The risk of cancer increases with age, and as the US population rapidly ages, the number of older adults seeking treatment for cancer is also increasing dramatically. However, this growing population of older adults has been underrepresented in clinical trials that set the standards for oncology care. In addition, most clinical trials conducted to date have not addressed the problems that accompany aging, including reduced physiologic reserve, changes in drug pharmacokinetics, and the impact of comorbid medical conditions and polypharmacy on treatment tolerance. As a result, there are variations in treatment patterns between older and younger adults and few evidence-based guidelines accounting for the changes in physiology or pharmacokinetics that occur with aging. This article examines the demographics of cancer and aging, the barriers to enrollment of older adults on clinical trials, and approaches for future trials to address the needs of the older patient.
Dr.

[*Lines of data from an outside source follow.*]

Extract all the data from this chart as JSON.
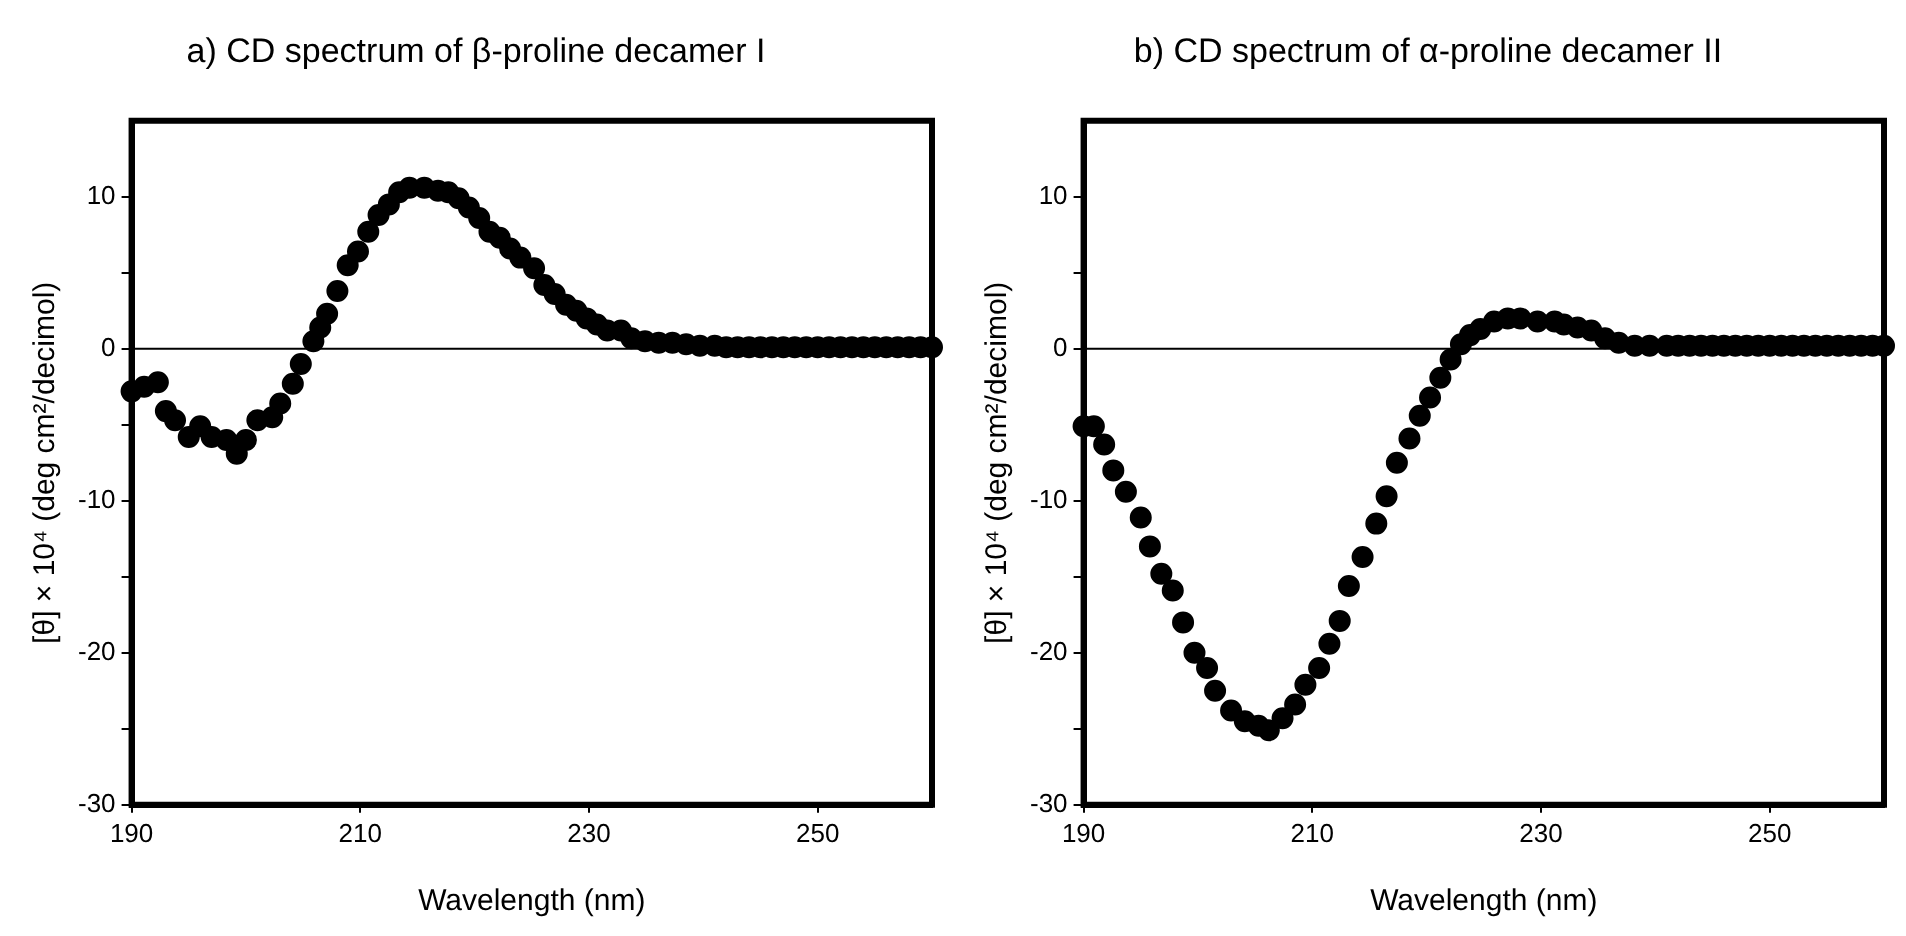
{
  "chart_data": [
    {
      "type": "scatter",
      "title": "a) CD spectrum of β-proline decamer I",
      "xlabel": "Wavelength (nm)",
      "ylabel": "[θ] × 10⁴ (deg cm²/decimol)",
      "marker": "circle",
      "xlim": [
        190,
        260
      ],
      "ylim": [
        -30,
        15
      ],
      "xticks": [
        190,
        210,
        230,
        250
      ],
      "yticks": [
        -30,
        {
          "value": -25,
          "label": null
        },
        -20,
        {
          "value": -15,
          "label": null
        },
        -10,
        {
          "value": -5,
          "label": null
        },
        0,
        {
          "value": 5,
          "label": null
        },
        10
      ],
      "ref_lines": [
        {
          "axis": "y",
          "value": 0,
          "label": null,
          "color": "#000000"
        }
      ],
      "series": [
        {
          "color": "#000000",
          "x": [
            190,
            191.1,
            192.3,
            193,
            193.8,
            195,
            196,
            197,
            198.3,
            199.2,
            200,
            201,
            202.3,
            203,
            204.1,
            204.8,
            205.9,
            206.5,
            207.1,
            208,
            208.9,
            209.8,
            210.7,
            211.6,
            212.5,
            213.4,
            214.3,
            215.6,
            216.8,
            217.7,
            218.6,
            219.5,
            220.4,
            221.3,
            222.2,
            223.1,
            224,
            225.2,
            226.1,
            227,
            228,
            228.9,
            229.8,
            230.7,
            231.6,
            232.8,
            233.7,
            234.9,
            236.1,
            237.3,
            238.5,
            239.7,
            241,
            242,
            243,
            244,
            245,
            246,
            247,
            248,
            249,
            250,
            251,
            252,
            253,
            254,
            255,
            256,
            257,
            258,
            259,
            260
          ],
          "values": [
            -2.8,
            -2.5,
            -2.2,
            -4.1,
            -4.7,
            -5.8,
            -5.1,
            -5.8,
            -6,
            -6.9,
            -6,
            -4.7,
            -4.5,
            -3.6,
            -2.3,
            -1,
            0.5,
            1.4,
            2.3,
            3.8,
            5.5,
            6.4,
            7.7,
            8.8,
            9.5,
            10.3,
            10.6,
            10.6,
            10.4,
            10.3,
            9.9,
            9.3,
            8.6,
            7.7,
            7.3,
            6.6,
            6,
            5.3,
            4.2,
            3.6,
            2.9,
            2.5,
            2,
            1.6,
            1.2,
            1.2,
            0.7,
            0.5,
            0.4,
            0.4,
            0.3,
            0.2,
            0.2,
            0.1,
            0.1,
            0.1,
            0.1,
            0.1,
            0.1,
            0.1,
            0.1,
            0.1,
            0.1,
            0.1,
            0.1,
            0.1,
            0.1,
            0.1,
            0.1,
            0.1,
            0.1,
            0.1
          ]
        }
      ]
    },
    {
      "type": "scatter",
      "title": "b) CD spectrum of α-proline decamer II",
      "xlabel": "Wavelength (nm)",
      "ylabel": "[θ] × 10⁴ (deg cm²/decimol)",
      "marker": "circle",
      "xlim": [
        190,
        260
      ],
      "ylim": [
        -30,
        15
      ],
      "xticks": [
        190,
        210,
        230,
        250
      ],
      "yticks": [
        -30,
        {
          "value": -25,
          "label": null
        },
        -20,
        {
          "value": -15,
          "label": null
        },
        -10,
        {
          "value": -5,
          "label": null
        },
        0,
        {
          "value": 5,
          "label": null
        },
        10
      ],
      "ref_lines": [
        {
          "axis": "y",
          "value": 0,
          "label": null,
          "color": "#000000"
        }
      ],
      "series": [
        {
          "color": "#000000",
          "x": [
            190,
            190.9,
            191.8,
            192.6,
            193.7,
            195,
            195.8,
            196.8,
            197.8,
            198.7,
            199.7,
            200.8,
            201.5,
            202.9,
            204.1,
            205.3,
            206.2,
            207.4,
            208.5,
            209.4,
            210.6,
            211.5,
            212.4,
            213.2,
            214.4,
            215.6,
            216.5,
            217.4,
            218.5,
            219.4,
            220.3,
            221.2,
            222.1,
            223,
            223.8,
            224.7,
            225.9,
            227.1,
            228.2,
            229.7,
            231.2,
            232,
            233.2,
            234.4,
            235.6,
            236.8,
            238.2,
            239.5,
            241,
            242,
            243,
            244,
            245,
            246,
            247,
            248,
            249,
            250,
            251,
            252,
            253,
            254,
            255,
            256,
            257,
            258,
            259,
            260
          ],
          "values": [
            -5.1,
            -5.1,
            -6.3,
            -8,
            -9.4,
            -11.1,
            -13,
            -14.8,
            -15.9,
            -18,
            -20,
            -21,
            -22.5,
            -23.8,
            -24.5,
            -24.8,
            -25.1,
            -24.3,
            -23.4,
            -22.1,
            -21,
            -19.4,
            -17.9,
            -15.6,
            -13.7,
            -11.5,
            -9.7,
            -7.5,
            -5.9,
            -4.4,
            -3.2,
            -1.9,
            -0.7,
            0.3,
            0.9,
            1.3,
            1.8,
            2,
            2,
            1.8,
            1.8,
            1.6,
            1.4,
            1.2,
            0.7,
            0.4,
            0.2,
            0.2,
            0.2,
            0.2,
            0.2,
            0.2,
            0.2,
            0.2,
            0.2,
            0.2,
            0.2,
            0.2,
            0.2,
            0.2,
            0.2,
            0.2,
            0.2,
            0.2,
            0.2,
            0.2,
            0.2,
            0.2
          ]
        }
      ]
    }
  ]
}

Hurria reviews the progress of clinical research in geriatric oncology and highlights future directions. With good reason, she emphasizes the integration of a comprehensive geriatric assessment (CGA) into clinical trials. As she highlights with the example of the capecitabine (Xeloda) trials, there is much that the elderly can teach us about the proper use of anticancer drugs in the general population. Several recent studies have demonstrated that geriatric instruments can be independent and sometimes even stronger or more sensitive predictors of outcome than classic tests such as Eastern Cooperative Oncology Group (ECOG) performance status (PS). Such is the case for example with activities of daily living (ADLs), instrumental activities of daily living (IADLs), co-morbidity, depression, and cognitive impairment.[1-4]

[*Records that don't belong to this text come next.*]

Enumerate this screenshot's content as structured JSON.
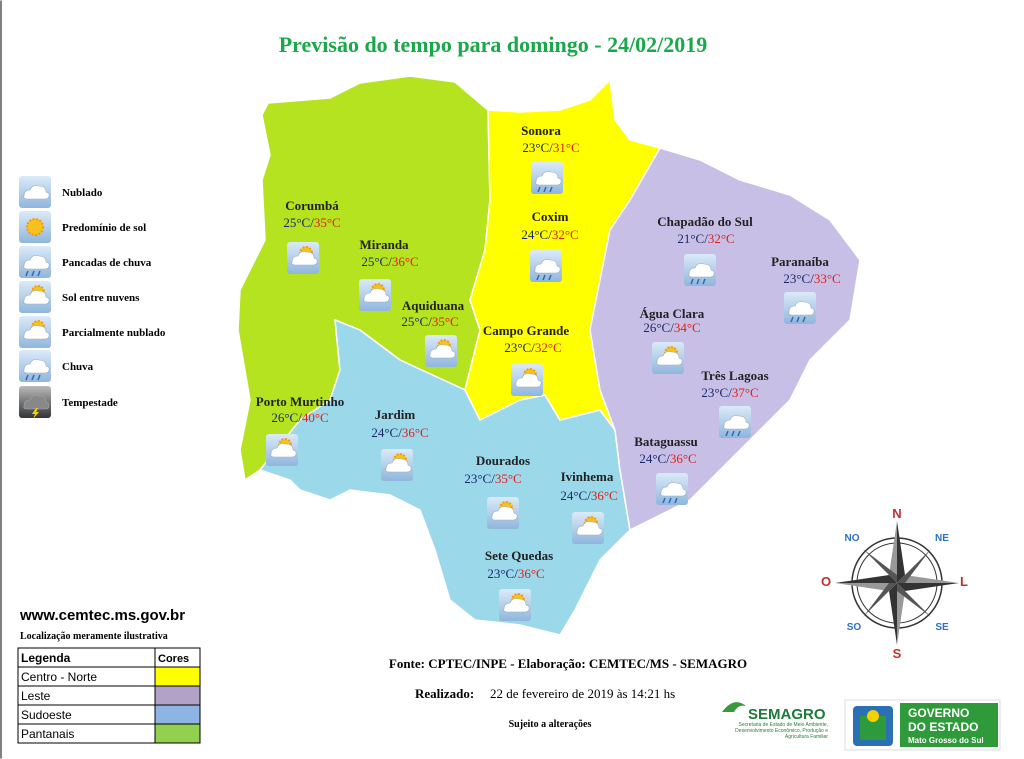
{
  "title": "Previsão do tempo para domingo - 24/02/2019",
  "separator": "/",
  "legend_icons": [
    "Nublado",
    "Predomínio de sol",
    "Pancadas de chuva",
    "Sol entre nuvens",
    "Parcialmente nublado",
    "Chuva",
    "Tempestade"
  ],
  "cities": [
    {
      "name": "Sonora",
      "min": "23°C",
      "max": "31°C"
    },
    {
      "name": "Coxim",
      "min": "24°C",
      "max": "32°C"
    },
    {
      "name": "Chapadão do Sul",
      "min": "21°C",
      "max": "32°C"
    },
    {
      "name": "Paranaíba",
      "min": "23°C",
      "max": "33°C"
    },
    {
      "name": "Corumbá",
      "min": "25°C",
      "max": "35°C"
    },
    {
      "name": "Miranda",
      "min": "25°C",
      "max": "36°C"
    },
    {
      "name": "Aquiduana",
      "min": "25°C",
      "max": "35°C"
    },
    {
      "name": "Campo Grande",
      "min": "23°C",
      "max": "32°C"
    },
    {
      "name": "Água Clara",
      "min": "26°C",
      "max": "34°C"
    },
    {
      "name": "Três Lagoas",
      "min": "23°C",
      "max": "37°C"
    },
    {
      "name": "Porto Murtinho",
      "min": "26°C",
      "max": "40°C"
    },
    {
      "name": "Jardim",
      "min": "24°C",
      "max": "36°C"
    },
    {
      "name": "Dourados",
      "min": "23°C",
      "max": "35°C"
    },
    {
      "name": "Ivinhema",
      "min": "24°C",
      "max": "36°C"
    },
    {
      "name": "Bataguassu",
      "min": "24°C",
      "max": "36°C"
    },
    {
      "name": "Sete Quedas",
      "min": "23°C",
      "max": "36°C"
    }
  ],
  "website": "www.cemtec.ms.gov.br",
  "note": "Localização meramente ilustrativa",
  "legend_table": {
    "header": [
      "Legenda",
      "Cores"
    ],
    "rows": [
      {
        "label": "Centro - Norte",
        "color": "#ffff00"
      },
      {
        "label": "Leste",
        "color": "#b3a2c7"
      },
      {
        "label": "Sudoeste",
        "color": "#8db4e2"
      },
      {
        "label": "Pantanais",
        "color": "#92d050"
      }
    ]
  },
  "compass": [
    "N",
    "NE",
    "L",
    "SE",
    "S",
    "SO",
    "O",
    "NO"
  ],
  "source": "Fonte: CPTEC/INPE -  Elaboração: CEMTEC/MS - SEMAGRO",
  "made_label": "Realizado:",
  "made_date": "22 de fevereiro de 2019 às 14:21 hs",
  "disclaimer": "Sujeito a alterações",
  "semagro": {
    "name": "SEMAGRO",
    "text": "Secretaria de Estado de Meio Ambiente, Desenvolvimento Econômico, Produção e Agricultura Familiar"
  },
  "governo": [
    "GOVERNO",
    "DO ESTADO",
    "Mato Grosso do Sul"
  ]
}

Yet many groups are reluctant to integrate these variables into their data collection for fear of the added workload. Can we ignore a potential confounding factor that has as much weight on outcome as ECOG PS? My answer is that if we are serious about increasing the enrollment of elderly patients into clinical trials, we cannot bypass that information. Until now, only the fit elderly have been integrated into regular trials. Trials with broadened inclusion criteria, if they survived multiple reviews by stakeholders, have been hampered by the reluctance of treating oncologists to subject older patients to "toxic" regimens. Are we condemned then to a vicious circle, or are there ways we can square the circle somewhat? I would like to make a few proposals.
Novel Clinical Trials
First, by integrating a CGA in regular trials, we might learn that our "fit patients" may be more diverse than previously thought, as in the example of the capecitabine studies. Second, specific trials aimed at patients deemed unable to tolerate regular chemotherapy can be conducted. The European Organisation for Research and Treatment of Cancer (EORTC), for example, conducted a trial targeting frail elderly patients with non-Hodgkin's lymphoma ineligible for CHOP chemotherapy (cyclophosphamide, doxorubicin HCl, vincristine [Oncovin], prednisone; P. Soubeyran, personal communication, International Society of Geriatric Oncology conference, Geneva, Switzerland, 2005). The lessons learned have led to a follow-up trial for frail patients based on more evidence-based criteria. A logical step would then be to try to escalate the strength of the regimen in the subgroup of patients who tolerate the first treatment well.
Another approach is to translate the phase I/II type of approach to patient enrollment. A trial with progressively increasing inclusion criteria (PIIC) would allow the controlled assessment of tolerance to treatment in progressively impaired cohorts of patients, using phase I-type criteria. The cohorts could then be pursued in a parallel, phase II-style design, to compare the outcome of treatment in patients with a different health status.
All these approaches will require investigators and review boards to dare to move away from deeply embedded clinical trial designs in a cooperative fashion. This will not be easy in these times of tight finances, but we cannot shy away from the task, confronted as we are with the epidemiologic challenge of an aging US population.
Martine Extermann, MD, PHD
The author has no significant financial interest or other relationship with the manufacturers of any products or providers of any service mentioned in this article.
1. Freyer G, Geay JF, Touzet S, et al: Comprehensive geriatric assessment predicts tolerance to chemotherapy and survival in elderly patients with advanced ovarian carcinoma: A GINECO study. Ann Oncol 16:1795-1800, 2005.
2. Frasci G, Lorusso V, Panza N, et al: Gemcitabine plus vinorelbine versus vinorelbine alone in elderly patients with advanced non-small-cell lung cancer. J Clin Oncol 18:2529-2536, 2000.
3. Callen LJ, Vranas P, Overcash J, et al: Survival and patterns of care in older cancer patients with cognitive impairment. Proceedings of the Annual Meeting of the International Society of Geriatric Oncology. San Francisco, 2004.
4. Maione P, Perrone F, Gallo C, et al: Pretreatment quality of life and functional status assessment significantly predict survival of elderly patients with advanced non-small-cell lung cancer receiving chemotherapy: A prognostic analysis of the multicenter Italian lung cancer in the elderly study. J Clin Oncol 23:6865-6872, 2005.